Aí foi quando o comissário, o vice-presidente (Dombrovski) fez este anúncio dentro do Parlamento Europeu. E aí confirmou que o acordo estava numa situação de “stand-by” (…).

BBC News Brasil – De modo geral, qual é a percepção sobre o Brasil na Europa neste momento? Como essa percepção mudou nos últimos anos?

Ybáñez – A percepção continua a ser positiva. O Brasil é um parceiro estratégico da União Europeia, e continuamos a ter muitas áreas onde a cooperação vai num bom caminho. Por exemplo, no âmbito da pesquisa (científica), continuamos a ter uma relação muito intensa com o Brasil.

No tema da covid-19, fizemos chamadas particulares a pesquisadores brasileiros sobre a busca pela vacina, mas também a respeito de tratamentos para a covid.

Então, na grande maioria dos temas, a percepção é boa e a relação é boa.

Mas é verdade que, nos últimos anos em particular, sobre o tema da sustentabilidade, sim, há algumas preocupações particulares, que aconteceram. E é verdade que aconteceram com este governo, desde a mudança de governo.

Mas temos outras áreas, ao contrário, que com este governo a nossa percepção é positiva se compararmos com o passado. Por exemplo, na abertura econômica.

Tanto o governo do presidente (Michel) Temer (MDB) primeiro, e depois o do presidente Bolsonaro, têm apostado muito claramente numa transformação do Brasil na direção da abertura econômica. E isso, sem dúvida, na Europa é muito bem percebido.

Então, como em todo parceiro, há coisas em que vocês tem maior sintonia; e a liberalização (da economia) é um exemplo disso; e tem outras áreas (como a sustentabilidade), onde muitas das decisões não foram bem recebidas na Europa.

BBC News Brasil – Qual a perspectiva dos brasileiros poderem voltar a visitar países da União Europeia?

Ybáñez – Lá se estabeleceu uma série de condições que são, sobretudo, sobre a situação da covid-19 em cada um dos países. E há um compartilhamento de informações sobre quais são os países nos quais, vamos dizer, a situação da pandemia de covid-19 permitiria a entrada.

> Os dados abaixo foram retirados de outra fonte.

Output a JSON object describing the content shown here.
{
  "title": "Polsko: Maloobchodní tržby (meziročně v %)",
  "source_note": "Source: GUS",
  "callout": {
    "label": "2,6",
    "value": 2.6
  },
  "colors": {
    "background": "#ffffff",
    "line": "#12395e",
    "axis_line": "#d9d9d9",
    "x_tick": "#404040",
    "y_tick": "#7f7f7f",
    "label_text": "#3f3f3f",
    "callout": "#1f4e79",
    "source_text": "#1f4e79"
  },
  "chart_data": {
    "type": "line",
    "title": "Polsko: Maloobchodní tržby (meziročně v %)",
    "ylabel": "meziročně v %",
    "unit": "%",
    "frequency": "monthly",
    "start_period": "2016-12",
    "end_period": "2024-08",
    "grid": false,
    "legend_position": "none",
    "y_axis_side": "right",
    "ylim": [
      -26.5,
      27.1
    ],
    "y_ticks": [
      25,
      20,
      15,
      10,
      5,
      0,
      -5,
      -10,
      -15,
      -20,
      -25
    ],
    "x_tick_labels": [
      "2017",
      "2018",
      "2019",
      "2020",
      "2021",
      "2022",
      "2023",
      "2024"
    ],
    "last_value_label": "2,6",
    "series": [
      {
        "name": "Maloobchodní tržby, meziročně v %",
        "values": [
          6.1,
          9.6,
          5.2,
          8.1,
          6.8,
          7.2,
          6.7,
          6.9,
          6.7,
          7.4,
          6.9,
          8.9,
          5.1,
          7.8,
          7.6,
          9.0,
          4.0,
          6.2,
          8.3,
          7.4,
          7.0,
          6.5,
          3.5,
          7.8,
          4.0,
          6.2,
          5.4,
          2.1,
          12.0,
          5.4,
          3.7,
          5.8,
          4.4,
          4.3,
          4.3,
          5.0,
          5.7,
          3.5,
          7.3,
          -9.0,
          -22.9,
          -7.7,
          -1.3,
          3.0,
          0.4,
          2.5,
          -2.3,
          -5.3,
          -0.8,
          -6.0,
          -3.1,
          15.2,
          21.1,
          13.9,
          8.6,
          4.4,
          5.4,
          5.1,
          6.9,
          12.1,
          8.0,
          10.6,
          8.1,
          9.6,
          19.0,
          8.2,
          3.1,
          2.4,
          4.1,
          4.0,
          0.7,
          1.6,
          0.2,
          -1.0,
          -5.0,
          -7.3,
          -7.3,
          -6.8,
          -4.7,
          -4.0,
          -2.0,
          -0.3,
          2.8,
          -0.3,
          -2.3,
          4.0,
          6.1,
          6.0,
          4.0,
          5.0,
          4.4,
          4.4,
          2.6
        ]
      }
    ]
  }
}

Então, baseado nestes critérios, que são aceitos por todos os estados-membros, já se começou a elaborar uma lista de quais são os países que podem entrar.

De toda a América, do Norte e do Sul, o único país que está nesta lista é o Uruguai. Que, em relação à covid-19, tem dados muito melhores que o restante dos seus vizinhos. Os outros (países) estão sob observação, como estamos todos nós, porque a situação… Não há, por agora, a ideia de um calendário, de quando vamos poder incluir o Brasil dentro desta lista.

Mas insisto: esta é a percepção geral, dentro da União Europeia. Depois, cada estado-membro pode adotar decisões que eles considerem corretas.